To sum up, long-term investing is easy to do, even for novice investors. It doesn’t take a highly-experienced investor to create a long-term portfolio of winning stocks and hang on to them for 10 or 30 years. Even if you miss several trades, it’s not the end of the world. A long-term investment horizon allows you to implement different trading styles and capitalize on diversified investment opportunities derived from relatively stable companies. Once you realize a substantial change in a company, you have the option to replace its stock with a more growth-oriented one. In fact, long-term investing allows you to adjust your strategy according to the market, but you are exposed to lower fees and you don’t have to watch every little fluctuation of the market.
For those of you who are willing to explore long-term investing further, you can check historical data. For example, from 1926 to 2014, all four asset classes in the long-term investing outperformed their short-term peers.
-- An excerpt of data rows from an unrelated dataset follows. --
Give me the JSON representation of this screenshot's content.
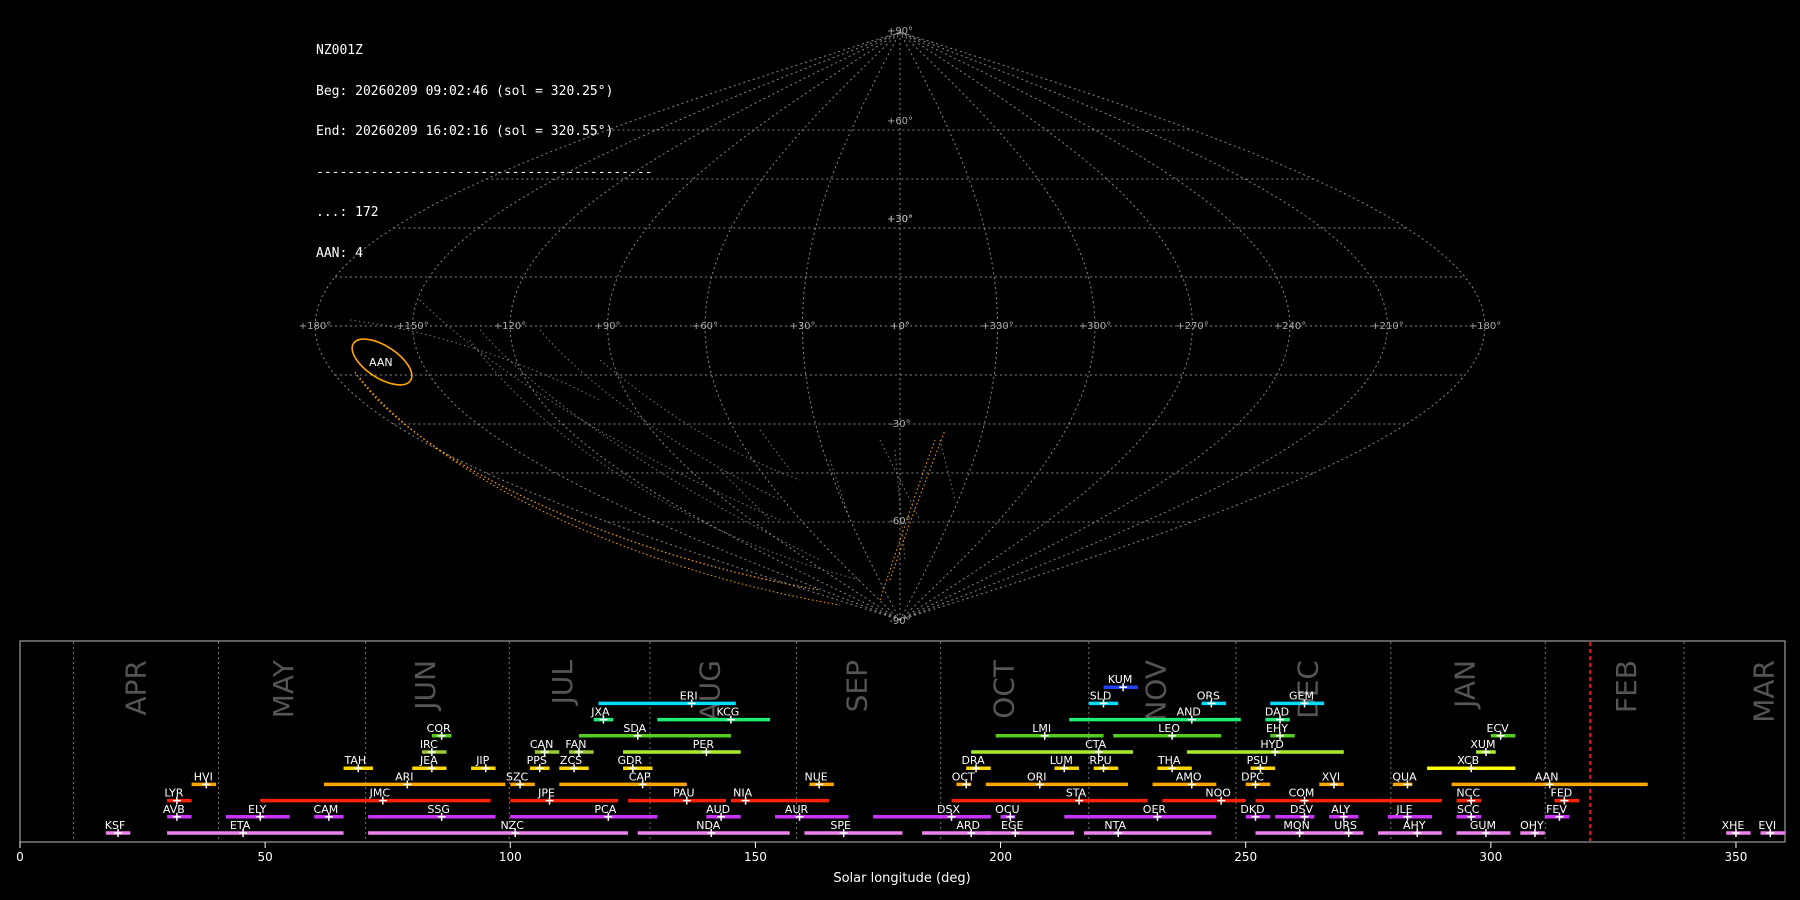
{
  "header": {
    "station": "NZ001Z",
    "beg": "Beg: 20260209 09:02:46 (sol = 320.25°)",
    "end": "End: 20260209 16:02:16 (sol = 320.55°)",
    "divider": "-------------------------------------------",
    "sporadic_count": "...: 172",
    "aan_count": "AAN: 4"
  },
  "sky_map": {
    "projection": "sinusoidal",
    "lon_labels": [
      "+180°",
      "+150°",
      "+120°",
      "+90°",
      "+60°",
      "+30°",
      "+0°",
      "+330°",
      "+300°",
      "+270°",
      "+240°",
      "+210°",
      "+180°"
    ],
    "lat_labels": [
      "+90°",
      "+60°",
      "+30°",
      "+30°",
      "+30°",
      "+0°",
      "-30°",
      "-60°",
      "-90°"
    ],
    "radiant_label": "AAN",
    "radiant_color": "#ffa500"
  },
  "chart_data": {
    "type": "timeline",
    "xlabel": "Solar longitude (deg)",
    "xlim": [
      0,
      360
    ],
    "xticks": [
      "0",
      "50",
      "100",
      "150",
      "200",
      "250",
      "300",
      "350"
    ],
    "current_sol": 320.25,
    "month_boundaries": [
      10.9,
      40.5,
      70.5,
      99.8,
      128.5,
      158.4,
      187.8,
      218.0,
      248.0,
      279.6,
      311.1,
      339.4
    ],
    "months": [
      {
        "name": "APR",
        "sol": 24
      },
      {
        "name": "MAY",
        "sol": 54
      },
      {
        "name": "JUN",
        "sol": 83
      },
      {
        "name": "JUL",
        "sol": 111
      },
      {
        "name": "AUG",
        "sol": 141
      },
      {
        "name": "SEP",
        "sol": 171
      },
      {
        "name": "OCT",
        "sol": 201
      },
      {
        "name": "NOV",
        "sol": 232
      },
      {
        "name": "DEC",
        "sol": 263
      },
      {
        "name": "JAN",
        "sol": 295
      },
      {
        "name": "FEB",
        "sol": 328
      },
      {
        "name": "MAR",
        "sol": 356
      }
    ],
    "showers": [
      {
        "code": "KSF",
        "start": 17.5,
        "end": 22.5,
        "peak": 20,
        "row": 0,
        "color": "#ee82ee"
      },
      {
        "code": "ETA",
        "start": 30,
        "end": 66,
        "peak": 45.5,
        "row": 0,
        "color": "#ee82ee"
      },
      {
        "code": "NZC",
        "start": 71,
        "end": 124,
        "peak": 101,
        "row": 0,
        "color": "#ee82ee"
      },
      {
        "code": "NDA",
        "start": 126,
        "end": 157,
        "peak": 141,
        "row": 0,
        "color": "#ee82ee"
      },
      {
        "code": "SPE",
        "start": 160,
        "end": 180,
        "peak": 168,
        "row": 0,
        "color": "#ee82ee"
      },
      {
        "code": "ARD",
        "start": 184,
        "end": 198,
        "peak": 194,
        "row": 0,
        "color": "#ee82ee"
      },
      {
        "code": "EGE",
        "start": 197,
        "end": 215,
        "peak": 203,
        "row": 0,
        "color": "#ee82ee"
      },
      {
        "code": "NTA",
        "start": 217,
        "end": 243,
        "peak": 224,
        "row": 0,
        "color": "#ee82ee"
      },
      {
        "code": "MON",
        "start": 252,
        "end": 269,
        "peak": 261,
        "row": 0,
        "color": "#ee82ee"
      },
      {
        "code": "URS",
        "start": 269,
        "end": 274,
        "peak": 271,
        "row": 0,
        "color": "#ee82ee"
      },
      {
        "code": "AHY",
        "start": 277,
        "end": 290,
        "peak": 285,
        "row": 0,
        "color": "#ee82ee"
      },
      {
        "code": "GUM",
        "start": 293,
        "end": 304,
        "peak": 299,
        "row": 0,
        "color": "#ee82ee"
      },
      {
        "code": "OHY",
        "start": 306,
        "end": 311,
        "peak": 309,
        "row": 0,
        "color": "#ee82ee"
      },
      {
        "code": "XHE",
        "start": 348,
        "end": 353,
        "peak": 350,
        "row": 0,
        "color": "#ee82ee"
      },
      {
        "code": "EVI",
        "start": 355,
        "end": 360,
        "peak": 357,
        "row": 0,
        "color": "#ee82ee"
      },
      {
        "code": "AVB",
        "start": 30,
        "end": 35,
        "peak": 32,
        "row": 1,
        "color": "#cc33ff"
      },
      {
        "code": "ELY",
        "start": 42,
        "end": 55,
        "peak": 49,
        "row": 1,
        "color": "#cc33ff"
      },
      {
        "code": "CAM",
        "start": 60,
        "end": 66,
        "peak": 63,
        "row": 1,
        "color": "#cc33ff"
      },
      {
        "code": "SSG",
        "start": 71,
        "end": 97,
        "peak": 86,
        "row": 1,
        "color": "#cc33ff"
      },
      {
        "code": "PCA",
        "start": 100,
        "end": 130,
        "peak": 120,
        "row": 1,
        "color": "#cc33ff"
      },
      {
        "code": "AUD",
        "start": 140,
        "end": 147,
        "peak": 143,
        "row": 1,
        "color": "#cc33ff"
      },
      {
        "code": "AUR",
        "start": 154,
        "end": 169,
        "peak": 159,
        "row": 1,
        "color": "#cc33ff"
      },
      {
        "code": "DSX",
        "start": 174,
        "end": 198,
        "peak": 190,
        "row": 1,
        "color": "#cc33ff"
      },
      {
        "code": "OCU",
        "start": 200,
        "end": 203,
        "peak": 202,
        "row": 1,
        "color": "#cc33ff"
      },
      {
        "code": "OER",
        "start": 213,
        "end": 244,
        "peak": 232,
        "row": 1,
        "color": "#cc33ff"
      },
      {
        "code": "DKD",
        "start": 250,
        "end": 255,
        "peak": 252,
        "row": 1,
        "color": "#cc33ff"
      },
      {
        "code": "DSV",
        "start": 256,
        "end": 264,
        "peak": 262,
        "row": 1,
        "color": "#cc33ff"
      },
      {
        "code": "ALY",
        "start": 267,
        "end": 273,
        "peak": 270,
        "row": 1,
        "color": "#cc33ff"
      },
      {
        "code": "JLE",
        "start": 279,
        "end": 288,
        "peak": 283,
        "row": 1,
        "color": "#cc33ff"
      },
      {
        "code": "SCC",
        "start": 293,
        "end": 298,
        "peak": 296,
        "row": 1,
        "color": "#cc33ff"
      },
      {
        "code": "FEV",
        "start": 311,
        "end": 316,
        "peak": 314,
        "row": 1,
        "color": "#cc33ff"
      },
      {
        "code": "LYR",
        "start": 30,
        "end": 35,
        "peak": 32,
        "row": 2,
        "color": "#ff2200"
      },
      {
        "code": "JMC",
        "start": 49,
        "end": 96,
        "peak": 74,
        "row": 2,
        "color": "#ff2200"
      },
      {
        "code": "JPE",
        "start": 100,
        "end": 122,
        "peak": 108,
        "row": 2,
        "color": "#ff2200"
      },
      {
        "code": "PAU",
        "start": 124,
        "end": 144,
        "peak": 136,
        "row": 2,
        "color": "#ff2200"
      },
      {
        "code": "NIA",
        "start": 145,
        "end": 165,
        "peak": 148,
        "row": 2,
        "color": "#ff2200"
      },
      {
        "code": "STA",
        "start": 190,
        "end": 230,
        "peak": 216,
        "row": 2,
        "color": "#ff2200"
      },
      {
        "code": "NOO",
        "start": 233,
        "end": 250,
        "peak": 245,
        "row": 2,
        "color": "#ff2200"
      },
      {
        "code": "COM",
        "start": 252,
        "end": 290,
        "peak": 262,
        "row": 2,
        "color": "#ff2200"
      },
      {
        "code": "NCC",
        "start": 293,
        "end": 298,
        "peak": 296,
        "row": 2,
        "color": "#ff2200"
      },
      {
        "code": "FED",
        "start": 313,
        "end": 318,
        "peak": 315,
        "row": 2,
        "color": "#ff2200"
      },
      {
        "code": "HVI",
        "start": 35,
        "end": 40,
        "peak": 38,
        "row": 3,
        "color": "#ffa500"
      },
      {
        "code": "ARI",
        "start": 62,
        "end": 99,
        "peak": 79,
        "row": 3,
        "color": "#ffa500"
      },
      {
        "code": "SZC",
        "start": 100,
        "end": 105,
        "peak": 102,
        "row": 3,
        "color": "#ffa500"
      },
      {
        "code": "CAP",
        "start": 110,
        "end": 136,
        "peak": 127,
        "row": 3,
        "color": "#ffa500"
      },
      {
        "code": "NUE",
        "start": 161,
        "end": 166,
        "peak": 163,
        "row": 3,
        "color": "#ffa500"
      },
      {
        "code": "OCT",
        "start": 191,
        "end": 194,
        "peak": 193,
        "row": 3,
        "color": "#ffa500"
      },
      {
        "code": "ORI",
        "start": 197,
        "end": 226,
        "peak": 208,
        "row": 3,
        "color": "#ffa500"
      },
      {
        "code": "AMO",
        "start": 231,
        "end": 244,
        "peak": 239,
        "row": 3,
        "color": "#ffa500"
      },
      {
        "code": "DPC",
        "start": 250,
        "end": 255,
        "peak": 252,
        "row": 3,
        "color": "#ffa500"
      },
      {
        "code": "XVI",
        "start": 265,
        "end": 270,
        "peak": 268,
        "row": 3,
        "color": "#ffa500"
      },
      {
        "code": "QUA",
        "start": 280,
        "end": 284,
        "peak": 283,
        "row": 3,
        "color": "#ffa500"
      },
      {
        "code": "AAN",
        "start": 292,
        "end": 332,
        "peak": 312,
        "row": 3,
        "color": "#ffa500"
      },
      {
        "code": "TAH",
        "start": 66,
        "end": 72,
        "peak": 69,
        "row": 4,
        "color": "#ffd700"
      },
      {
        "code": "JEA",
        "start": 80,
        "end": 87,
        "peak": 84,
        "row": 4,
        "color": "#ffd700"
      },
      {
        "code": "JIP",
        "start": 92,
        "end": 97,
        "peak": 95,
        "row": 4,
        "color": "#ffd700"
      },
      {
        "code": "PPS",
        "start": 104,
        "end": 108,
        "peak": 106,
        "row": 4,
        "color": "#ffd700"
      },
      {
        "code": "ZCS",
        "start": 110,
        "end": 116,
        "peak": 113,
        "row": 4,
        "color": "#ffd700"
      },
      {
        "code": "GDR",
        "start": 123,
        "end": 129,
        "peak": 125,
        "row": 4,
        "color": "#ffd700"
      },
      {
        "code": "DRA",
        "start": 193,
        "end": 198,
        "peak": 195,
        "row": 4,
        "color": "#ffd700"
      },
      {
        "code": "LUM",
        "start": 211,
        "end": 216,
        "peak": 213,
        "row": 4,
        "color": "#ffd700"
      },
      {
        "code": "RPU",
        "start": 219,
        "end": 224,
        "peak": 221,
        "row": 4,
        "color": "#ffd700"
      },
      {
        "code": "THA",
        "start": 232,
        "end": 239,
        "peak": 235,
        "row": 4,
        "color": "#ffd700"
      },
      {
        "code": "PSU",
        "start": 251,
        "end": 256,
        "peak": 253,
        "row": 4,
        "color": "#ffd700"
      },
      {
        "code": "XCB",
        "start": 287,
        "end": 305,
        "peak": 296,
        "row": 4,
        "color": "#ffff00"
      },
      {
        "code": "IRC",
        "start": 82,
        "end": 87,
        "peak": 84,
        "row": 5,
        "color": "#99cc33"
      },
      {
        "code": "CAN",
        "start": 105,
        "end": 110,
        "peak": 107,
        "row": 5,
        "color": "#99cc33"
      },
      {
        "code": "FAN",
        "start": 112,
        "end": 117,
        "peak": 114,
        "row": 5,
        "color": "#99cc33"
      },
      {
        "code": "PER",
        "start": 123,
        "end": 147,
        "peak": 140,
        "row": 5,
        "color": "#aaee33"
      },
      {
        "code": "CTA",
        "start": 194,
        "end": 227,
        "peak": 220,
        "row": 5,
        "color": "#aaee33"
      },
      {
        "code": "HYD",
        "start": 238,
        "end": 270,
        "peak": 256,
        "row": 5,
        "color": "#aaee33"
      },
      {
        "code": "XUM",
        "start": 297,
        "end": 301,
        "peak": 299,
        "row": 5,
        "color": "#aaee33"
      },
      {
        "code": "COR",
        "start": 84,
        "end": 88,
        "peak": 86,
        "row": 6,
        "color": "#55cc22"
      },
      {
        "code": "SDA",
        "start": 114,
        "end": 145,
        "peak": 126,
        "row": 6,
        "color": "#55cc22"
      },
      {
        "code": "LMI",
        "start": 199,
        "end": 221,
        "peak": 209,
        "row": 6,
        "color": "#55cc22"
      },
      {
        "code": "LEO",
        "start": 223,
        "end": 245,
        "peak": 235,
        "row": 6,
        "color": "#55cc22"
      },
      {
        "code": "EHY",
        "start": 255,
        "end": 260,
        "peak": 257,
        "row": 6,
        "color": "#55cc22"
      },
      {
        "code": "ECV",
        "start": 300,
        "end": 305,
        "peak": 302,
        "row": 6,
        "color": "#55cc22"
      },
      {
        "code": "JXA",
        "start": 117,
        "end": 121,
        "peak": 119,
        "row": 7,
        "color": "#22ee77"
      },
      {
        "code": "KCG",
        "start": 130,
        "end": 153,
        "peak": 145,
        "row": 7,
        "color": "#22ee77"
      },
      {
        "code": "AND",
        "start": 214,
        "end": 249,
        "peak": 239,
        "row": 7,
        "color": "#22ee77"
      },
      {
        "code": "DAD",
        "start": 254,
        "end": 259,
        "peak": 257,
        "row": 7,
        "color": "#22ee77"
      },
      {
        "code": "ERI",
        "start": 118,
        "end": 146,
        "peak": 137,
        "row": 8,
        "color": "#00ddff"
      },
      {
        "code": "SLD",
        "start": 218,
        "end": 224,
        "peak": 221,
        "row": 8,
        "color": "#00ddff"
      },
      {
        "code": "ORS",
        "start": 241,
        "end": 246,
        "peak": 243,
        "row": 8,
        "color": "#00ddff"
      },
      {
        "code": "GEM",
        "start": 255,
        "end": 266,
        "peak": 262,
        "row": 8,
        "color": "#00ddff"
      },
      {
        "code": "KUM",
        "start": 221,
        "end": 228,
        "peak": 225,
        "row": 9,
        "color": "#2244ff"
      }
    ]
  }
}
This happens because, although there is 50% probability of rising and 50% probability of falling, stocks can never fall under $0, but they can rise more than 100%.
Thereby, aligning your portfolio for the long-term gives you more chances of making money. You can also calculate your portfolio return with compounding dividend investing or you can check how tax-efficient investing works to better understand how to manage your portfolio in order to minimise your tax burden.
Long-term investing does not guarantee success, but it can definitely grow your portfolio. The main reasons to expect it to succeed is because global markets are dominated by short-term investors, but this doesn’t mean that long-term dividend investing is dead.
Now that you know that you don’t have to sweat the small stuff, would you agree that long-term investing is worth trying?